While we don’t doubt that the comedy-musical stylings of The Lonely Island would have gained popularity even without YouTube thanks to the collective’s appearances on Saturday Night Live, there’s no denying YouTube’s role in their stardom. Lazy Sunday, a parody song written for an SNL skit, gained notoriety – and more than 5m views – when uploaded to YouTube in 2005. This frustrated the copyright-holders at NBC who desperately tried to keep content from the show off the video-sharing site.

Thankfully, NBC execs and The Lonely Island realised what releasing these videos on YouTube could do for their and the show’s popularity and so we have a wide selection of hilarious parody songs with high-profile musical guests and a second album on the way this year.

 

Uploaded: 16 June 2009

4. Jenna Mourey

Don’t know Jenna Mourey? You may know her better as vlogger Jenna Marbles, her YouTube pseudonym for which she is now famous. Mourey’s laugh-out-loud rants and anecdotes have made her the most-subscribed-to woman on YouTube, with more than 8m followers, many of whom may have come across her channel via ‘How To Trick People Into Think You’re Good Looking’, which clocked up more than 5.3m views in its first week.

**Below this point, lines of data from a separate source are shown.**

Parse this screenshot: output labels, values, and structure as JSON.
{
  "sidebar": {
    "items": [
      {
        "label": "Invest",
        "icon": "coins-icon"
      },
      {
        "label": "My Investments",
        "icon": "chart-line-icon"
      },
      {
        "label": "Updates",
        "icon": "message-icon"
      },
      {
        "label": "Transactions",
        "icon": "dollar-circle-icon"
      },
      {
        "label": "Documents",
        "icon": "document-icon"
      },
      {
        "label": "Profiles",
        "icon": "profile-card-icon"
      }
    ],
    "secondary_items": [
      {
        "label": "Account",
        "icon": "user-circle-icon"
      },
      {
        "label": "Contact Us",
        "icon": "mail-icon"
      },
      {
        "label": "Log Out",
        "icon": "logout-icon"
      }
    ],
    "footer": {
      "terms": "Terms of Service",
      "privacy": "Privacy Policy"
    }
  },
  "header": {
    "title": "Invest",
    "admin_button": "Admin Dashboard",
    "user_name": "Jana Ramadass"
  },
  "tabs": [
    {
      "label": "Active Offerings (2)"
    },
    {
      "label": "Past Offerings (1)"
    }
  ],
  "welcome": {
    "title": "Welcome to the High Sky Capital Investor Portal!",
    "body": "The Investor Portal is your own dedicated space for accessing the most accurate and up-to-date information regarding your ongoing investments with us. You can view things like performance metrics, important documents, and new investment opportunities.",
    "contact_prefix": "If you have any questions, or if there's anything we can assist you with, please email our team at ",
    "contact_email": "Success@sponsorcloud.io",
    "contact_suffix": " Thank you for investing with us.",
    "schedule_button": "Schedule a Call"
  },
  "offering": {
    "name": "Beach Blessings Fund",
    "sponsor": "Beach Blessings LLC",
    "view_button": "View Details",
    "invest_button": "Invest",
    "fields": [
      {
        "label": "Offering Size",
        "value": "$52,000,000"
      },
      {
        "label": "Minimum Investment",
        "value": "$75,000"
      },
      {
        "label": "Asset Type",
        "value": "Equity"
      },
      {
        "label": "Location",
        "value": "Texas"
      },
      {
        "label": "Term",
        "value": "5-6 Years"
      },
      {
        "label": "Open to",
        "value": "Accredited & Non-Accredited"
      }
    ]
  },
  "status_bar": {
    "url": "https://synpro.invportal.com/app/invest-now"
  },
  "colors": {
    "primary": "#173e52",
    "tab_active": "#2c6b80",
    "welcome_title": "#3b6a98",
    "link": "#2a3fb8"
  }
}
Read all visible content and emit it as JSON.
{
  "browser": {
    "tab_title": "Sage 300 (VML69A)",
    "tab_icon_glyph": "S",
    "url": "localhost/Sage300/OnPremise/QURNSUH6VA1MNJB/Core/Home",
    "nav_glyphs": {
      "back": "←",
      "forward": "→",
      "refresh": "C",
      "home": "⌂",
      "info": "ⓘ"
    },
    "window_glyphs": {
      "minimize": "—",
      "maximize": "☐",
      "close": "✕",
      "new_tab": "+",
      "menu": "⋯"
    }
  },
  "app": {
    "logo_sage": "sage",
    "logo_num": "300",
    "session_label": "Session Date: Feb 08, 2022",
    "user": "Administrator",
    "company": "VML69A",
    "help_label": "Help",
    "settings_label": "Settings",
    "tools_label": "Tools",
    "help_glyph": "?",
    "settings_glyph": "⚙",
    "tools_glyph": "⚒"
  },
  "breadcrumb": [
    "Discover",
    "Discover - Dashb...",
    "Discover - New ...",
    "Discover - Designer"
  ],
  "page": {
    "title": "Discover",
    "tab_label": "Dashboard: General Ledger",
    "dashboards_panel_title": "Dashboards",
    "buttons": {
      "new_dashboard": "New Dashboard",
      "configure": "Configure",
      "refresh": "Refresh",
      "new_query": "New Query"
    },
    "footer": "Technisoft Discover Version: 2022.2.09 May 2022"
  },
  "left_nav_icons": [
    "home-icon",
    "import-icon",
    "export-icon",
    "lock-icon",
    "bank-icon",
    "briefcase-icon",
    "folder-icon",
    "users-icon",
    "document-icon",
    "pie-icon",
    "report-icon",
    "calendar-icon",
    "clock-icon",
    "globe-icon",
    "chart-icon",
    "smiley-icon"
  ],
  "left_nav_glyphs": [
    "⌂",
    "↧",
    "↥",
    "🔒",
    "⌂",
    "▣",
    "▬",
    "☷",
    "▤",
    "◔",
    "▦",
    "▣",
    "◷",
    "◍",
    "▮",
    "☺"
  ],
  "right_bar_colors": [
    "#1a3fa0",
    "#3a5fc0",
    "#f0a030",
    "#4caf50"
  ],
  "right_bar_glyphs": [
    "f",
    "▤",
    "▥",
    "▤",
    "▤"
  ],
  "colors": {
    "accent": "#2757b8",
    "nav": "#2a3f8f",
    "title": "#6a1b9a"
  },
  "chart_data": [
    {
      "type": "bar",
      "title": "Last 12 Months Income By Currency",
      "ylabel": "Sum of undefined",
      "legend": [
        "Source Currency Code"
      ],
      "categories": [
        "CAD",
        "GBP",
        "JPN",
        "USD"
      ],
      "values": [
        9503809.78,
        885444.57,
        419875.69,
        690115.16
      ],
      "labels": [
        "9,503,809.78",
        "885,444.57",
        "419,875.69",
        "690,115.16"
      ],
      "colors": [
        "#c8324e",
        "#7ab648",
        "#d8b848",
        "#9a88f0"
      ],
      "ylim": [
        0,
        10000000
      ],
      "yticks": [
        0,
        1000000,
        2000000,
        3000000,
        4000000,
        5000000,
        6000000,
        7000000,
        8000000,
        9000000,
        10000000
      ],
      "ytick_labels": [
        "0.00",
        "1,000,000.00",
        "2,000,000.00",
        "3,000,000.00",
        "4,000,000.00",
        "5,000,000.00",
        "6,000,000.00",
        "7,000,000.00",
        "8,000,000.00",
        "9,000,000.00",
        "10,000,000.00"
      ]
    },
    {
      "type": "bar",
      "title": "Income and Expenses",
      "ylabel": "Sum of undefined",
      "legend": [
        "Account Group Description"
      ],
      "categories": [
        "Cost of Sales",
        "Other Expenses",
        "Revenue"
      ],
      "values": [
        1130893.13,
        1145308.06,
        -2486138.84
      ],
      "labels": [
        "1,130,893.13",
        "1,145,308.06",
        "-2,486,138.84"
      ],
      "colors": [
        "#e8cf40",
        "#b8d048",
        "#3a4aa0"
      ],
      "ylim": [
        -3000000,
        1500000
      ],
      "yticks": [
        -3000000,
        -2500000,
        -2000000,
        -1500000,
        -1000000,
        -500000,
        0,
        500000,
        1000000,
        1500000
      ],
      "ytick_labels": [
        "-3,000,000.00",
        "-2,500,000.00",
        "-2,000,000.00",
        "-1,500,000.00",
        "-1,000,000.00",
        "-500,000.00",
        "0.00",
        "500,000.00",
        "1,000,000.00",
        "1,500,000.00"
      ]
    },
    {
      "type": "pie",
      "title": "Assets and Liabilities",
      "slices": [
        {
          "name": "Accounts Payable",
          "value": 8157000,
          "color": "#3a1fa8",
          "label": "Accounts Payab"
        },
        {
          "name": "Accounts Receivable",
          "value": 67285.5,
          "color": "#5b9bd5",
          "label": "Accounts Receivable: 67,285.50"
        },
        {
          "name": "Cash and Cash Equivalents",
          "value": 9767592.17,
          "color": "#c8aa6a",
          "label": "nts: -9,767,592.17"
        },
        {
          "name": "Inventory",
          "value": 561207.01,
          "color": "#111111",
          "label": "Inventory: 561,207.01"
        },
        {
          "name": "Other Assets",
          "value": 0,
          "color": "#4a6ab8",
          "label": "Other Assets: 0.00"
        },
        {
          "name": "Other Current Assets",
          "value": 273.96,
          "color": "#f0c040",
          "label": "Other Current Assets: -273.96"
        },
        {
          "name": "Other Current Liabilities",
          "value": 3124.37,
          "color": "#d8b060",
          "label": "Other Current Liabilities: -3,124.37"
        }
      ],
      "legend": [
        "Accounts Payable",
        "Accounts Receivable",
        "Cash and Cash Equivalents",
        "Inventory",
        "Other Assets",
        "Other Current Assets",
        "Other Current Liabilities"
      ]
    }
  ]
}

Mourey now earns enough money from YouTube to have quit her day job and make videos full time. An inspiration to YouTubers worldwide, she paid a visit to Ireland in March this year to pick up the James Joyce Award from University College Dublin and the Bram Stoker Award from Trinity College Dublin.

 

Uploaded 9 July 2010

5. Antoine Dodson

A house intruder and attempted rape is nothing to sing about, but Antoine Dodson’s interview following his sister’s ordeal at Lincoln Park, Alabama, in 2010 has become embedded in pop culture thanks to some auto-tune magic from The Gregory Brothers. The resulting iTunes track reached No 89 in the Billboard Hot 100 and Dodson reportedly earned enough from sales of the song to move his family out of the projects.

 

Uploaded: 31 July 2010

6. Michael Stevens

For every YouTube detractor that claims the site is just full of inane, cutesy animal videos (and we admit, there are a lot), we give you Michael Stevens, creator of Vsauce – a YouTube channel that makes you think. Thought-provoking Vsauce videos attempt to answer all sorts of questions – from What Color Is A Mirror? to Will We Ever Run Out of New Music? – and each of these can easily score a million views in the space of a week. Vsauce now has more than 3m subscribers and a number of spin-off channels, and Stevens recently partnered with Euronews on its new science and technology-focused Euronews Knowledge channel.

 

Uploaded: 30 November 2012

7. PSY

Fact is, it would be impossible to compile a list of YouTube’s greatest video stars without including South Korean singer, songwriter, rapper, dancer, record producer and TV personality PSY. The madcap music video for Gangnam Style is the most-watched video on YouTube ever and the first to have passed the 1bn views milestone, which it did late last year. His follow-up Gentleman has made records of its own, achieving the most views in 24 hours after uploading. But PSY’s most crucial accomplishment on YouTube has been ensuring that the video network is more than just a haven for Beliebers.

 

Uploaded: 13 April 2013

8. Jason Sullivan

And, finally, we have to give a shout-out to a YouTube sensation from the homeland: Jason Sullivan, also know by his pseudonym Andrew James but best known as the creator of Sminky Shorts. The Cork artist’s animations offer up a distinctively Irish flavour of comedy for the YouTube audience and it’s said that a series is in development, which could explain the channel’s lack of activity in recent months.

Uploaded: 28 May 2012

Elaine Burke is the host of For Tech’s Sake, a co-production from Silicon Republic and The HeadStuff Podcast Network. She was previously the editor of Silicon Republic.